When she met trials and obstacles she was cheerful and patient. She always showed great concern for the sisters and their charges, making sure that they had enough to eat. She constantly wrote letters to them to ensure they were well and happy.
Alice spent the last few years of her life bedridden and very ill in Blackburn, where she died on August 24th 1890. Her body was taken to St Josephs College at Mill Hill, London, where she was buried near Cardinal Vaughan. (His remains recently been moved to Westminster Cathedral, which he was responsible for building).

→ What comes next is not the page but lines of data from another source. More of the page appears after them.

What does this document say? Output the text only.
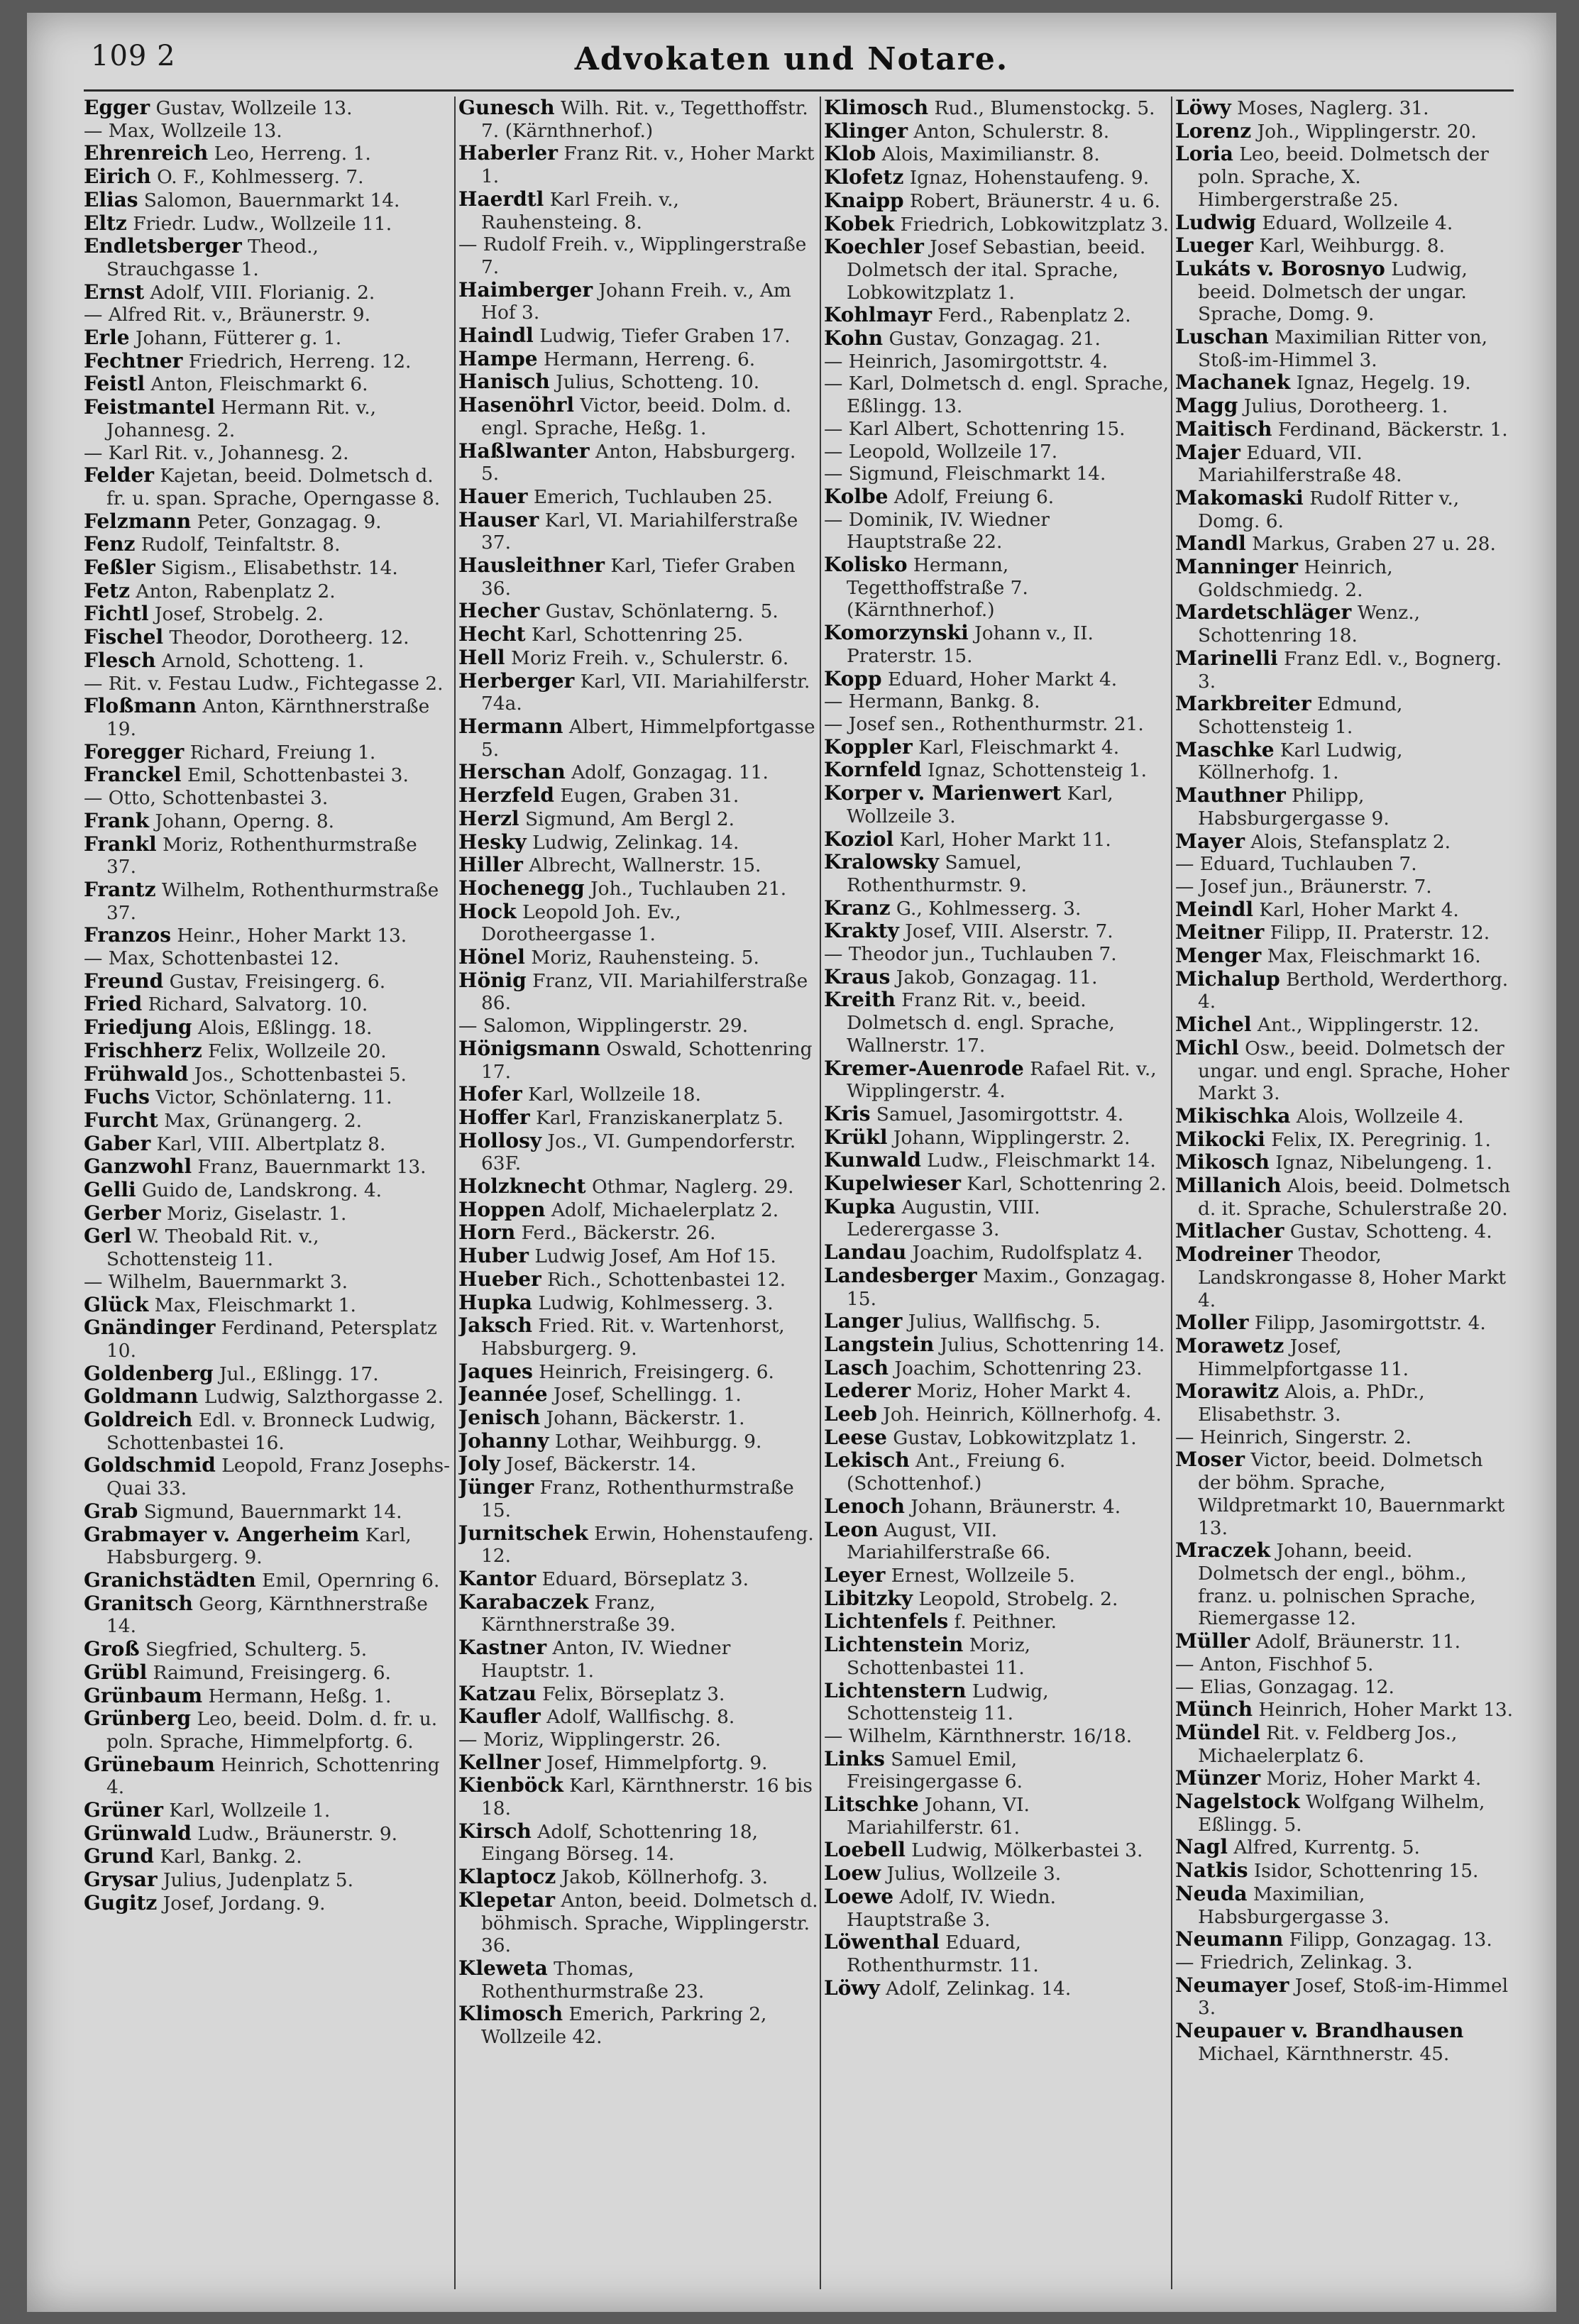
109 2	Advokaten und Notare.
Egger Gustav, Wollzeile 13.
— Max, Wollzeile 13.
Ehrenreich Leo, Herreng. 1.
Eirich O. F., Kohlmesserg. 7.
Elias Salomon, Bauernmarkt 14.
Eltz Friedr. Ludw., Wollzeile 11.
Endletsberger Theod., Strauchgasse 1.
Ernst Adolf, VIII. Florianig. 2.
— Alfred Rit. v., Bräunerstr. 9.
Erle Johann, Fütterer g. 1.
Fechtner Friedrich, Herreng. 12.
Feistl Anton, Fleischmarkt 6.
Feistmantel Hermann Rit. v., Johannesg. 2.
— Karl Rit. v., Johannesg. 2.
Felder Kajetan, beeid. Dolmetsch d. fr. u. span. Sprache, Operngasse 8.
Felzmann Peter, Gonzagag. 9.
Fenz Rudolf, Teinfaltstr. 8.
Feßler Sigism., Elisabethstr. 14.
Fetz Anton, Rabenplatz 2.
Fichtl Josef, Strobelg. 2.
Fischel Theodor, Dorotheerg. 12.
Flesch Arnold, Schotteng. 1.
— Rit. v. Festau Ludw., Fichtegasse 2.
Floßmann Anton, Kärnthnerstraße 19.
Foregger Richard, Freiung 1.
Franckel Emil, Schottenbastei 3.
— Otto, Schottenbastei 3.
Frank Johann, Operng. 8.
Frankl Moriz, Rothenthurmstraße 37.
Frantz Wilhelm, Rothenthurmstraße 37.
Franzos Heinr., Hoher Markt 13.
— Max, Schottenbastei 12.
Freund Gustav, Freisingerg. 6.
Fried Richard, Salvatorg. 10.
Friedjung Alois, Eßlingg. 18.
Frischherz Felix, Wollzeile 20.
Frühwald Jos., Schottenbastei 5.
Fuchs Victor, Schönlaterng. 11.
Furcht Max, Grünangerg. 2.
Gaber Karl, VIII. Albertplatz 8.
Ganzwohl Franz, Bauernmarkt 13.
Gelli Guido de, Landskrong. 4.
Gerber Moriz, Giselastr. 1.
Gerl W. Theobald Rit. v., Schottensteig 11.
— Wilhelm, Bauernmarkt 3.
Glück Max, Fleischmarkt 1.
Gnändinger Ferdinand, Petersplatz 10.
Goldenberg Jul., Eßlingg. 17.
Goldmann Ludwig, Salzthorgasse 2.
Goldreich Edl. v. Bronneck Ludwig, Schottenbastei 16.
Goldschmid Leopold, Franz Josephs-Quai 33.
Grab Sigmund, Bauernmarkt 14.
Grabmayer v. Angerheim Karl, Habsburgerg. 9.
Granichstädten Emil, Opernring 6.
Granitsch Georg, Kärnthnerstraße 14.
Groß Siegfried, Schulterg. 5.
Grübl Raimund, Freisingerg. 6.
Grünbaum Hermann, Heßg. 1.
Grünberg Leo, beeid. Dolm. d. fr. u. poln. Sprache, Himmelpfortg. 6.
Grünebaum Heinrich, Schottenring 4.
Grüner Karl, Wollzeile 1.
Grünwald Ludw., Bräunerstr. 9.
Grund Karl, Bankg. 2.
Grysar Julius, Judenplatz 5.
Gugitz Josef, Jordang. 9.
Gunesch Wilh. Rit. v., Tegetthoffstr. 7. (Kärnthnerhof.)
Haberler Franz Rit. v., Hoher Markt 1.
Haerdtl Karl Freih. v., Rauhensteing. 8.
— Rudolf Freih. v., Wipplingerstraße 7.
Haimberger Johann Freih. v., Am Hof 3.
Haindl Ludwig, Tiefer Graben 17.
Hampe Hermann, Herreng. 6.
Hanisch Julius, Schotteng. 10.
Hasenöhrl Victor, beeid. Dolm. d. engl. Sprache, Heßg. 1.
Haßlwanter Anton, Habsburgerg. 5.
Hauer Emerich, Tuchlauben 25.
Hauser Karl, VI. Mariahilferstraße 37.
Hausleithner Karl, Tiefer Graben 36.
Hecher Gustav, Schönlaterng. 5.
Hecht Karl, Schottenring 25.
Hell Moriz Freih. v., Schulerstr. 6.
Herberger Karl, VII. Mariahilferstr. 74a.
Hermann Albert, Himmelpfortgasse 5.
Herschan Adolf, Gonzagag. 11.
Herzfeld Eugen, Graben 31.
Herzl Sigmund, Am Bergl 2.
Hesky Ludwig, Zelinkag. 14.
Hiller Albrecht, Wallnerstr. 15.
Hochenegg Joh., Tuchlauben 21.
Hock Leopold Joh. Ev., Dorotheergasse 1.
Hönel Moriz, Rauhensteing. 5.
Hönig Franz, VII. Mariahilferstraße 86.
— Salomon, Wipplingerstr. 29.
Hönigsmann Oswald, Schottenring 17.
Hofer Karl, Wollzeile 18.
Hoffer Karl, Franziskanerplatz 5.
Hollosy Jos., VI. Gumpendorferstr. 63F.
Holzknecht Othmar, Naglerg. 29.
Hoppen Adolf, Michaelerplatz 2.
Horn Ferd., Bäckerstr. 26.
Huber Ludwig Josef, Am Hof 15.
Hueber Rich., Schottenbastei 12.
Hupka Ludwig, Kohlmesserg. 3.
Jaksch Fried. Rit. v. Wartenhorst, Habsburgerg. 9.
Jaques Heinrich, Freisingerg. 6.
Jeannée Josef, Schellingg. 1.
Jenisch Johann, Bäckerstr. 1.
Johanny Lothar, Weihburgg. 9.
Joly Josef, Bäckerstr. 14.
Jünger Franz, Rothenthurmstraße 15.
Jurnitschek Erwin, Hohenstaufeng. 12.
Kantor Eduard, Börseplatz 3.
Karabaczek Franz, Kärnthnerstraße 39.
Kastner Anton, IV. Wiedner Hauptstr. 1.
Katzau Felix, Börseplatz 3.
Kaufler Adolf, Wallfischg. 8.
— Moriz, Wipplingerstr. 26.
Kellner Josef, Himmelpfortg. 9.
Kienböck Karl, Kärnthnerstr. 16 bis 18.
Kirsch Adolf, Schottenring 18, Eingang Börseg. 14.
Klaptocz Jakob, Köllnerhofg. 3.
Klepetar Anton, beeid. Dolmetsch d. böhmisch. Sprache, Wipplingerstr. 36.
Kleweta Thomas, Rothenthurmstraße 23.
Klimosch Emerich, Parkring 2, Wollzeile 42.
Klimosch Rud., Blumenstockg. 5.
Klinger Anton, Schulerstr. 8.
Klob Alois, Maximilianstr. 8.
Klofetz Ignaz, Hohenstaufeng. 9.
Knaipp Robert, Bräunerstr. 4 u. 6.
Kobek Friedrich, Lobkowitzplatz 3.
Koechler Josef Sebastian, beeid. Dolmetsch der ital. Sprache, Lobkowitzplatz 1.
Kohlmayr Ferd., Rabenplatz 2.
Kohn Gustav, Gonzagag. 21.
— Heinrich, Jasomirgottstr. 4.
— Karl, Dolmetsch d. engl. Sprache, Eßlingg. 13.
— Karl Albert, Schottenring 15.
— Leopold, Wollzeile 17.
— Sigmund, Fleischmarkt 14.
Kolbe Adolf, Freiung 6.
— Dominik, IV. Wiedner Hauptstraße 22.
Kolisko Hermann, Tegetthoffstraße 7. (Kärnthnerhof.)
Komorzynski Johann v., II. Praterstr. 15.
Kopp Eduard, Hoher Markt 4.
— Hermann, Bankg. 8.
— Josef sen., Rothenthurmstr. 21.
Koppler Karl, Fleischmarkt 4.
Kornfeld Ignaz, Schottensteig 1.
Korper v. Marienwert Karl, Wollzeile 3.
Koziol Karl, Hoher Markt 11.
Kralowsky Samuel, Rothenthurmstr. 9.
Kranz G., Kohlmesserg. 3.
Krakty Josef, VIII. Alserstr. 7.
— Theodor jun., Tuchlauben 7.
Kraus Jakob, Gonzagag. 11.
Kreith Franz Rit. v., beeid. Dolmetsch d. engl. Sprache, Wallnerstr. 17.
Kremer-Auenrode Rafael Rit. v., Wipplingerstr. 4.
Kris Samuel, Jasomirgottstr. 4.
Krükl Johann, Wipplingerstr. 2.
Kunwald Ludw., Fleischmarkt 14.
Kupelwieser Karl, Schottenring 2.
Kupka Augustin, VIII. Lederergasse 3.
Landau Joachim, Rudolfsplatz 4.
Landesberger Maxim., Gonzagag. 15.
Langer Julius, Wallfischg. 5.
Langstein Julius, Schottenring 14.
Lasch Joachim, Schottenring 23.
Lederer Moriz, Hoher Markt 4.
Leeb Joh. Heinrich, Köllnerhofg. 4.
Leese Gustav, Lobkowitzplatz 1.
Lekisch Ant., Freiung 6. (Schottenhof.)
Lenoch Johann, Bräunerstr. 4.
Leon August, VII. Mariahilferstraße 66.
Leyer Ernest, Wollzeile 5.
Libitzky Leopold, Strobelg. 2.
Lichtenfels f. Peithner.
Lichtenstein Moriz, Schottenbastei 11.
Lichtenstern Ludwig, Schottensteig 11.
— Wilhelm, Kärnthnerstr. 16/18.
Links Samuel Emil, Freisingergasse 6.
Litschke Johann, VI. Mariahilferstr. 61.
Loebell Ludwig, Mölkerbastei 3.
Loew Julius, Wollzeile 3.
Loewe Adolf, IV. Wiedn. Hauptstraße 3.
Löwenthal Eduard, Rothenthurmstr. 11.
Löwy Adolf, Zelinkag. 14.
Löwy Moses, Naglerg. 31.
Lorenz Joh., Wipplingerstr. 20.
Loria Leo, beeid. Dolmetsch der poln. Sprache, X. Himbergerstraße 25.
Ludwig Eduard, Wollzeile 4.
Lueger Karl, Weihburgg. 8.
Lukáts v. Borosnyo Ludwig, beeid. Dolmetsch der ungar. Sprache, Domg. 9.
Luschan Maximilian Ritter von, Stoß-im-Himmel 3.
Machanek Ignaz, Hegelg. 19.
Magg Julius, Dorotheerg. 1.
Maitisch Ferdinand, Bäckerstr. 1.
Majer Eduard, VII. Mariahilferstraße 48.
Makomaski Rudolf Ritter v., Domg. 6.
Mandl Markus, Graben 27 u. 28.
Manninger Heinrich, Goldschmiedg. 2.
Mardetschläger Wenz., Schottenring 18.
Marinelli Franz Edl. v., Bognerg. 3.
Markbreiter Edmund, Schottensteig 1.
Maschke Karl Ludwig, Köllnerhofg. 1.
Mauthner Philipp, Habsburgergasse 9.
Mayer Alois, Stefansplatz 2.
— Eduard, Tuchlauben 7.
— Josef jun., Bräunerstr. 7.
Meindl Karl, Hoher Markt 4.
Meitner Filipp, II. Praterstr. 12.
Menger Max, Fleischmarkt 16.
Michalup Berthold, Werderthorg. 4.
Michel Ant., Wipplingerstr. 12.
Michl Osw., beeid. Dolmetsch der ungar. und engl. Sprache, Hoher Markt 3.
Mikischka Alois, Wollzeile 4.
Mikocki Felix, IX. Peregrinig. 1.
Mikosch Ignaz, Nibelungeng. 1.
Millanich Alois, beeid. Dolmetsch d. it. Sprache, Schulerstraße 20.
Mitlacher Gustav, Schotteng. 4.
Modreiner Theodor, Landskrongasse 8, Hoher Markt 4.
Moller Filipp, Jasomirgottstr. 4.
Morawetz Josef, Himmelpfortgasse 11.
Morawitz Alois, a. PhDr., Elisabethstr. 3.
— Heinrich, Singerstr. 2.
Moser Victor, beeid. Dolmetsch der böhm. Sprache, Wildpretmarkt 10, Bauernmarkt 13.
Mraczek Johann, beeid. Dolmetsch der engl., böhm., franz. u. polnischen Sprache, Riemergasse 12.
Müller Adolf, Bräunerstr. 11.
— Anton, Fischhof 5.
— Elias, Gonzagag. 12.
Münch Heinrich, Hoher Markt 13.
Mündel Rit. v. Feldberg Jos., Michaelerplatz 6.
Münzer Moriz, Hoher Markt 4.
Nagelstock Wolfgang Wilhelm, Eßlingg. 5.
Nagl Alfred, Kurrentg. 5.
Natkis Isidor, Schottenring 15.
Neuda Maximilian, Habsburgergasse 3.
Neumann Filipp, Gonzagag. 13.
— Friedrich, Zelinkag. 3.
Neumayer Josef, Stoß-im-Himmel 3.
Neupauer v. Brandhausen Michael, Kärnthnerstr. 45.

In Rochdale today there is a small community of Alice's sisters in Sussex St. They work as Alice did, visiting the sick and elderly, teaching the children, counselling the women, caring for the asylum seekers and being available in the parish community of St. John the Baptists RC church where Alice was baptised.
Alice Ingham school and nursing home in the borough were named after this remarkable woman and a blue plaque was placed on the wall of 149 Yorkshire St in the year 2000 to celebrate her.
Alice's photograph has a place of honour in the Mayors Parlour in the Town Hall.